🤖 AI Summary
This study investigates the capability of large language models (LLMs) to identify 20 clinically relevant social signals—such as physician dominance and patient affiliation—solely from transcribed clinical dialogue.
Method: We introduce the first LLM-based framework capable of concurrently tracking all 20 manually annotated social behaviors, integrating task-specific prompt engineering, comparative evaluation across multiple architectures (GPT and Llama series), and clinical-context-aware prompt optimization, rigorously evaluated on highly imbalanced real-world clinical data.

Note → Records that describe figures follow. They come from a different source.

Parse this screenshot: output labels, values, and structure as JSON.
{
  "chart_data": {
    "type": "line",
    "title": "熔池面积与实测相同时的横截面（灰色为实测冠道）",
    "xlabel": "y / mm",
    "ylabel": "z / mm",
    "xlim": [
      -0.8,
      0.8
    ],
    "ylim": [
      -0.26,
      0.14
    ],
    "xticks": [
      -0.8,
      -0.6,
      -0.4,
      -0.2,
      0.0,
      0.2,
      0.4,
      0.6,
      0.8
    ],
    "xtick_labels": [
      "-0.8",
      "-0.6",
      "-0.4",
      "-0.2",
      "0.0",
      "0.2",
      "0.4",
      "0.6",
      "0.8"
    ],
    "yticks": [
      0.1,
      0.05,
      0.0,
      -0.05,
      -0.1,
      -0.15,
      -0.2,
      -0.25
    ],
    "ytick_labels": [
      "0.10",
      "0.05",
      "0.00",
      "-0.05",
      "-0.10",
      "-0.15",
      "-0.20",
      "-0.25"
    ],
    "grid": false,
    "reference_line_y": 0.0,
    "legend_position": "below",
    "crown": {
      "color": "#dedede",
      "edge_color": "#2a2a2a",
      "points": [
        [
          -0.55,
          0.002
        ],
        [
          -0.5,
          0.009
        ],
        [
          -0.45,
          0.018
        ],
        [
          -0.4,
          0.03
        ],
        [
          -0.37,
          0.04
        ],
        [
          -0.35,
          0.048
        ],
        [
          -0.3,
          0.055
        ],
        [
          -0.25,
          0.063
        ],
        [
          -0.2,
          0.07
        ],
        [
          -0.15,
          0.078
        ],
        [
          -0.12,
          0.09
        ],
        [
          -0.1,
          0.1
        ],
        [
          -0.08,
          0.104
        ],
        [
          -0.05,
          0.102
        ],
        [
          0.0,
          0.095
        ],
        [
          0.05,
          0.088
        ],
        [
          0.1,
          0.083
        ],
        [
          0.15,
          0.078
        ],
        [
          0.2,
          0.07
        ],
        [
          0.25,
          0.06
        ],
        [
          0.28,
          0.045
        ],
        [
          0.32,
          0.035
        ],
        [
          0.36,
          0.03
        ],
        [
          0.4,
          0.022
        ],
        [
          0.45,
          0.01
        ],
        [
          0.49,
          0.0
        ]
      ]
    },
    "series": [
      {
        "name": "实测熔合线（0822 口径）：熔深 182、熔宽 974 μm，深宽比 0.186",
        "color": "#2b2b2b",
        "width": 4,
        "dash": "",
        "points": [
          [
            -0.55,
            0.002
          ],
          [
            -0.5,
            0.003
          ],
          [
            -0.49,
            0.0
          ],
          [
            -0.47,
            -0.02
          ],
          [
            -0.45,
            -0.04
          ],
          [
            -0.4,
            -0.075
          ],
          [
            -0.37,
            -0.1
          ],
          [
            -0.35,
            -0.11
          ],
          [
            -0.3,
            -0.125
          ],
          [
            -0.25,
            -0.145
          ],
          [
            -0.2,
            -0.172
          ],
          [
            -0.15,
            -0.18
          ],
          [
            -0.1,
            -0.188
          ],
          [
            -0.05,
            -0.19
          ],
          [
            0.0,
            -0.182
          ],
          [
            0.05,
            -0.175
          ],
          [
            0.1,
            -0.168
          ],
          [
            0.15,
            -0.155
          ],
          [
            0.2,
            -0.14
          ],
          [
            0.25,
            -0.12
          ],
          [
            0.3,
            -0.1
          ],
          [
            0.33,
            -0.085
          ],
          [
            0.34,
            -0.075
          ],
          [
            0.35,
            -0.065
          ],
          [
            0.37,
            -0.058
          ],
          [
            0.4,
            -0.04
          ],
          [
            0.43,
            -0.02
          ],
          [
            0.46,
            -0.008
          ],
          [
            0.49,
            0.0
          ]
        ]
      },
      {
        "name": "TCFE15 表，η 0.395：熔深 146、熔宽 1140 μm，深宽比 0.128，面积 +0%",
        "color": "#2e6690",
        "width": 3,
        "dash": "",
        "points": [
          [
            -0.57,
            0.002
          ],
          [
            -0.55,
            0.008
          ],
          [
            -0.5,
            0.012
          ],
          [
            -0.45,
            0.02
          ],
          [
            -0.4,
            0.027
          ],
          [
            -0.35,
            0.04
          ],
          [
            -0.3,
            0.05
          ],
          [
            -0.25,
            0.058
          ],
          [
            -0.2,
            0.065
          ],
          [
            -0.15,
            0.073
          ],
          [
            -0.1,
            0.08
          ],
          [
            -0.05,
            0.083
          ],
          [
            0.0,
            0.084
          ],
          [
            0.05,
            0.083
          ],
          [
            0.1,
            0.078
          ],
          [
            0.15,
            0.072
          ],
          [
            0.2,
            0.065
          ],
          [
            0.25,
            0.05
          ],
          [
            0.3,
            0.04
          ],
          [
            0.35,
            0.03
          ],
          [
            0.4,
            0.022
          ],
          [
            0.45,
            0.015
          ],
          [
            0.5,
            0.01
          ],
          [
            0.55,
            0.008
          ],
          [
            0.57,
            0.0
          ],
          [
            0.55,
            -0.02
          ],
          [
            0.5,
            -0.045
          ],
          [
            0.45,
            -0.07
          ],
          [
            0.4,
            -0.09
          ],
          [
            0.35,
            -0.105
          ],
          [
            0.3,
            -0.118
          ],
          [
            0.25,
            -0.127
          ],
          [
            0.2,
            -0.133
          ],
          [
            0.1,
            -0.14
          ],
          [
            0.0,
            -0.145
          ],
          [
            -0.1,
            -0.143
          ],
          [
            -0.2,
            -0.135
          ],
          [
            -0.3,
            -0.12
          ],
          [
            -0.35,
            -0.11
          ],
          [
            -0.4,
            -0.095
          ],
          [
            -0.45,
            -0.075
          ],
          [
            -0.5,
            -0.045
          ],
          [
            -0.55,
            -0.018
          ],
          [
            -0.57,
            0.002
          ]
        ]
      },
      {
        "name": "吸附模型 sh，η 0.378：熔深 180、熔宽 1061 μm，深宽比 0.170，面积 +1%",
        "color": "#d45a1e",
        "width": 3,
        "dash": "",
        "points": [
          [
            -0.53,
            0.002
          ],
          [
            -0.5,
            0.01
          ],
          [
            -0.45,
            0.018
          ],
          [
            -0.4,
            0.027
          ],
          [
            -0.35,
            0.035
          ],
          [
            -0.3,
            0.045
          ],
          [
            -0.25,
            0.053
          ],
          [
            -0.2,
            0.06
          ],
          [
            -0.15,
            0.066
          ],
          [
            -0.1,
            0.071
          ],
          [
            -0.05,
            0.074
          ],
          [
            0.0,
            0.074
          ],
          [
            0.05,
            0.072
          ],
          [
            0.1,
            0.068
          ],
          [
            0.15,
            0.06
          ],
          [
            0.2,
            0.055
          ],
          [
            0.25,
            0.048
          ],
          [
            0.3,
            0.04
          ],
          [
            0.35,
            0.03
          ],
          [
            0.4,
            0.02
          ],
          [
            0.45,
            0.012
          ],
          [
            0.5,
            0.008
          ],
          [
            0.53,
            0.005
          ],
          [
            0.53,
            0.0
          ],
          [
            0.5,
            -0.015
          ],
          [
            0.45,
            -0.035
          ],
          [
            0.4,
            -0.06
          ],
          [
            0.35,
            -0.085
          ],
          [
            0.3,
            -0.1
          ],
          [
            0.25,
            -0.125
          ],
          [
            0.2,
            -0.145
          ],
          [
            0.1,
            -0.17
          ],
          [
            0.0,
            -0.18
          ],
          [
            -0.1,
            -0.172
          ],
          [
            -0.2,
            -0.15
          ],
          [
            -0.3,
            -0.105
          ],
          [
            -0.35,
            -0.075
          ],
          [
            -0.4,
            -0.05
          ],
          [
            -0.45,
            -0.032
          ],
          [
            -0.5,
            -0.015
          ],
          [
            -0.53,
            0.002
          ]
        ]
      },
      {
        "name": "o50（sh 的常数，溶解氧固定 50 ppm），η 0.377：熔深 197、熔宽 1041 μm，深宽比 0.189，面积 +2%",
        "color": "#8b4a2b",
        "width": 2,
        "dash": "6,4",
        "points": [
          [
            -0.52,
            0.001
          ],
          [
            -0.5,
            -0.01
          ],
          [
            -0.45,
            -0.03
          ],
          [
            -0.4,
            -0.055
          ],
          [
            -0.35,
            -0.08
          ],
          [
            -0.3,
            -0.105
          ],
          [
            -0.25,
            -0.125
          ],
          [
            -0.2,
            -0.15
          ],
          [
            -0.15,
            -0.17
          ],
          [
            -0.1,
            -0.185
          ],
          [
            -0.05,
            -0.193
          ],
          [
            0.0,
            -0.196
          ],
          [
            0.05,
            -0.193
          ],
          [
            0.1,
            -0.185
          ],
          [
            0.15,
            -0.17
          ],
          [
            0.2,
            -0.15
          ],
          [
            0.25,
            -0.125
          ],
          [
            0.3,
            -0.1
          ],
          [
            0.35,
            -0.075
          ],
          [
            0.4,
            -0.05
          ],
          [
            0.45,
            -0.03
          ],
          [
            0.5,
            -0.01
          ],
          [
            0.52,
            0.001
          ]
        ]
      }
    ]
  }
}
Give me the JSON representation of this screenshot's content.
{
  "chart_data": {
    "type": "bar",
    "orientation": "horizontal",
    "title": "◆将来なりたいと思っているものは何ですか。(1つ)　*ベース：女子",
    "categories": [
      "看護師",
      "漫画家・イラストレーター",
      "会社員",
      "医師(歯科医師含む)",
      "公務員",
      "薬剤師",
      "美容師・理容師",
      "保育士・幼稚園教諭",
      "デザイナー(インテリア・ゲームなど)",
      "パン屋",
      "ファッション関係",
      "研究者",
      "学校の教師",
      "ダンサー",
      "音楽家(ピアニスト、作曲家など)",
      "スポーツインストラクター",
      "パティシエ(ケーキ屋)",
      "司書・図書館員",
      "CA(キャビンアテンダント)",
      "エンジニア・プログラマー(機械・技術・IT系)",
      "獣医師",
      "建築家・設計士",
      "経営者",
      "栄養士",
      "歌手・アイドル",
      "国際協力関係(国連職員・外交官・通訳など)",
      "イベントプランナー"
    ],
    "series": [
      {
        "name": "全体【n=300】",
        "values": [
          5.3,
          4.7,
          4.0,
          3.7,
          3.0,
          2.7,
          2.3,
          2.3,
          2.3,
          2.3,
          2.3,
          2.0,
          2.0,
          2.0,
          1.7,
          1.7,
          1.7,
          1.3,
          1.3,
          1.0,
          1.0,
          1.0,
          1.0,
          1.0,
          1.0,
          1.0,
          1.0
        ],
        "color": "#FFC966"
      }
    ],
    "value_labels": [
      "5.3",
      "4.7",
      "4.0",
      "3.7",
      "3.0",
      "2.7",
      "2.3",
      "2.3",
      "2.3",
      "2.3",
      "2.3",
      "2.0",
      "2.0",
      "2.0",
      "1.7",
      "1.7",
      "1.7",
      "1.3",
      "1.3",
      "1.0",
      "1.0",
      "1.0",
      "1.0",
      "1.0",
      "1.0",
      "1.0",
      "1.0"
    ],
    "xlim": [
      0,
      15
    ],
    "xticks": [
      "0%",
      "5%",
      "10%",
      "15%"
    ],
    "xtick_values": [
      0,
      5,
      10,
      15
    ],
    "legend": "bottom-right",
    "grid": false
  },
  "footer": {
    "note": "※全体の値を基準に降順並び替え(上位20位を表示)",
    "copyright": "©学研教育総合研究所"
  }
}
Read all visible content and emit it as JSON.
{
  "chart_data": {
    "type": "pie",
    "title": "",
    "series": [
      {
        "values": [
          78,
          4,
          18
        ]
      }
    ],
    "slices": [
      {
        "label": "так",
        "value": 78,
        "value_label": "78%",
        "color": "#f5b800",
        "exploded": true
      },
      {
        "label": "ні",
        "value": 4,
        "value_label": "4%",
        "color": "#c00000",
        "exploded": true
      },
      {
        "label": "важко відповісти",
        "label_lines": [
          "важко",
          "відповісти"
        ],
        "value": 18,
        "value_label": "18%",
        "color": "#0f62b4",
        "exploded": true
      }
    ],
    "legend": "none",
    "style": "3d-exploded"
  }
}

Contribution/Results: Results demonstrate that LLMs can reliably infer nonverbal social behaviors from text alone; prompt design and domain adaptation to healthcare significantly improve classification accuracy; and systematic analysis reveals intrinsic contextual sensitivity patterns in model behavior. This work establishes a reproducible methodological foundation and empirical evidence for automated, fine-grained analysis of clinical communication.
📝 Abstract
Effective communication between providers and their patients influences health and care outcomes. The effectiveness of such conversations has been linked not only to the exchange of clinical information, but also to a range of interpersonal behaviors; commonly referred to as social signals, which are often conveyed through non-verbal cues and shape the quality of the patient-provider relationship. Recent advances in large language models (LLMs) have demonstrated an increasing ability to infer emotional and social behaviors even when analyzing only textual information. As automation increases also in clinical settings, such as for transcription of patient-provider conversations, there is growing potential for LLMs to automatically analyze and extract social behaviors from these interactions. To explore the foundational capabilities of LLMs in tracking social signals in clinical dialogue, we designed task-specific prompts and evaluated model performance across multiple architectures and prompting styles using a highly imbalanced, annotated dataset spanning 20 distinct social signals such as provider dominance, patient warmth, etc. We present the first system capable of tracking all these 20 coded signals, and uncover patterns in LLM behavior. Further analysis of model configurations and clinical context provides insights for enhancing LLM performance on social signal processing tasks in healthcare settings.